By Wayne Kruse
Outdoor Writer

The state Fish and Wildlife Commission's decision earlier this week to impose a two-year, statewide moratorium on the retention of wild-stock steelhead seems to have raised as many questions as it answered.

Beginning April 1, it will be against the law to keep a steelhead with an intact adipose fin anywhere in Washington. The ban runs for the next two years. The commission, a citizen oversight group appointed by the governor, also adopted specific rules for releasing, without boating, such fish.

Commissioner R.P. Van Gytenbeek of Seattle initiated the discussion about the release of wild steelhead by calling for a permanent ban on retention. That didn't fly with the rest of the commission, nor did a motion for a six-year moratorium. The two-year ban passed on a 5-3 vote.

"In this case, I think a half a loaf is better than no loaf at all," Van Gytenbeek said. "A lot of people in this state are concerned about the decline of our wild steelhead stocks and I think a moratorium gets us started down the right path."

Commission chairman Will Roehl of Bellingham did not share that view, noting that the Fish and Wildlife Department is working on a comprehensive steelhead management plan tailored to specific rivers and specific stocks.

"I can't support banning retention of wild steelhead on rivers where runs are healthy and returns are strong," Roehl said. "I don't think this broad-brush action is warranted."

Because wild-steelhead release has been in effect for years on the vast majority of state rivers, the new regulation won't have a widespread impact.

"There are only about a dozen rivers where a limited retention fishery for wild steelhead still exists," said state spokesman Craig Bartlett in Olympia, "and all those are on the Olympic Peninsula, except for the Green."

The most popular of those rivers include the Quillayute, Bogachiel, Sol Duc, Calawah, and Hoh, all near Forks, where a limit of one wild fish per day - with a maximum of five per year - has been in effect.

Bob Gooding, owner of Olympic Sporting Goods in Forks, said he can live with the situation either way.

"Personally, I haven't kept a wild steelhead for 10 years," he said. "On the other hand, I haven't heard any hard science behind the decision to close it. Will the commercials (tribal fishermen netting under treaty rights) go along? How does the state plan to enforce it? With one agent to cover deer, elk and fish in 2,200 square miles here?"

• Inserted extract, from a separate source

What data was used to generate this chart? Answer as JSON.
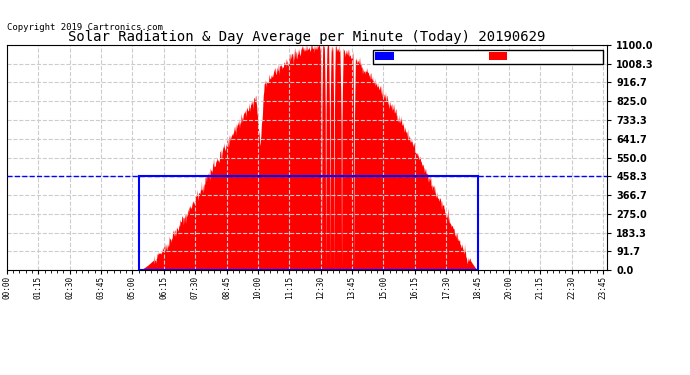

Said Bartlett: "As of (Tuesday), our people weren't entirely sure what the tribes would do, or what the law would say about the commercial aspect of the regulation change."

Everett resident, avid angler and president of the Everett Steelhead and Salmon Club Jim Brauch, said the impact locally won't be much.

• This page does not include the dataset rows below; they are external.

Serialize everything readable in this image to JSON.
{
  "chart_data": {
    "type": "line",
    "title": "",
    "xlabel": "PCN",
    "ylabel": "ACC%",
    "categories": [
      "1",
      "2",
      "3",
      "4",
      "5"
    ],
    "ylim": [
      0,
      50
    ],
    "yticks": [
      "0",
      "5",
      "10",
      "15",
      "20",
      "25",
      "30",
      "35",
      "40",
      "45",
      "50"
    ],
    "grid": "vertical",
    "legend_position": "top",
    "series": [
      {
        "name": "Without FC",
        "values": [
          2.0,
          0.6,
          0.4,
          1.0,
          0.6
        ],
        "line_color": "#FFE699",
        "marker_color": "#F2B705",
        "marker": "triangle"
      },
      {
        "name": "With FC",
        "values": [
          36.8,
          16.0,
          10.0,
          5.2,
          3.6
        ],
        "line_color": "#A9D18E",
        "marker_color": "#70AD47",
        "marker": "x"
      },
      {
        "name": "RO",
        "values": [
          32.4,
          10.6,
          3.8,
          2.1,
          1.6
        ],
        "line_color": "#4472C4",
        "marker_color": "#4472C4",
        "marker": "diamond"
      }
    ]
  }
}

"We've released wild steelhead on our local rivers for a long time, so it won't make any difference here," he said. "And I never kill a wild steelhead. But I wouldn't want to say to the guy next to me that he must release a fish that may be the biggest one he's landed in his life, or maybe the only one he's hooked that year, or is perhaps his son or daughter's first-ever steelhead."

Brauch said the blanket approach was a mistake, and that the state should be allowed to manage on a river-by-river basis.

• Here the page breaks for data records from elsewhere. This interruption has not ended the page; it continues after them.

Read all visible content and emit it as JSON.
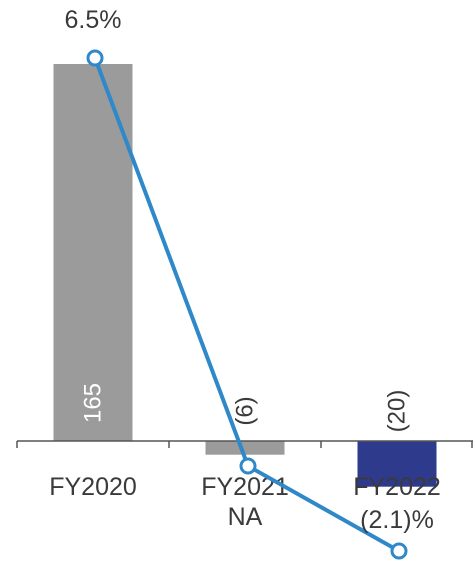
{
  "chart_data": {
    "type": "bar",
    "categories": [
      "FY2020",
      "FY2021",
      "FY2022"
    ],
    "series": [
      {
        "values": [
          165,
          -6,
          -20
        ],
        "value_labels": [
          "165",
          "(6)",
          "(20)"
        ],
        "colors": [
          "#9b9b9b",
          "#9b9b9b",
          "#2e3a8c"
        ]
      },
      {
        "values": [
          6.5,
          null,
          -2.1
        ],
        "point_labels": [
          "6.5%",
          "NA",
          "(2.1)%"
        ],
        "color": "#2f88c8"
      }
    ],
    "xlabel": "",
    "ylabel": "",
    "ylim": [
      -20,
      165
    ],
    "line_ylim": [
      -2.1,
      6.5
    ],
    "grid": false,
    "legend": "none"
  }
}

"I don't think anyone has proven the catch-and-keep fishery on the Peninsula is having a negative impact on the strength of the wild runs," he said.

Major groups lobbying for the moratorium included the Federation of Fly Fishers, Trout Unlimited and the Wild Steelhead Coalition, Bartlett said.

"As for the science behind it," he said, "commissioner Russ Cahill (in Olympia) told me it was pretty much a matter of whose biologists you believed. Our (state) people told him that even on a down cycle in the natural flux of things, we're easily meeting our wild steelhead spawning escapement goals on those (Peninsula) rivers. Biologists for the proponent groups, on the other hand, told him the runs are declining, period. With no clear consensus, he said he was forced to vote conservatively for the resource."

Bartlett said that in two years the agency's new steelhead management plan should be finished, and that the divisive issue undoubtedly will be revisited.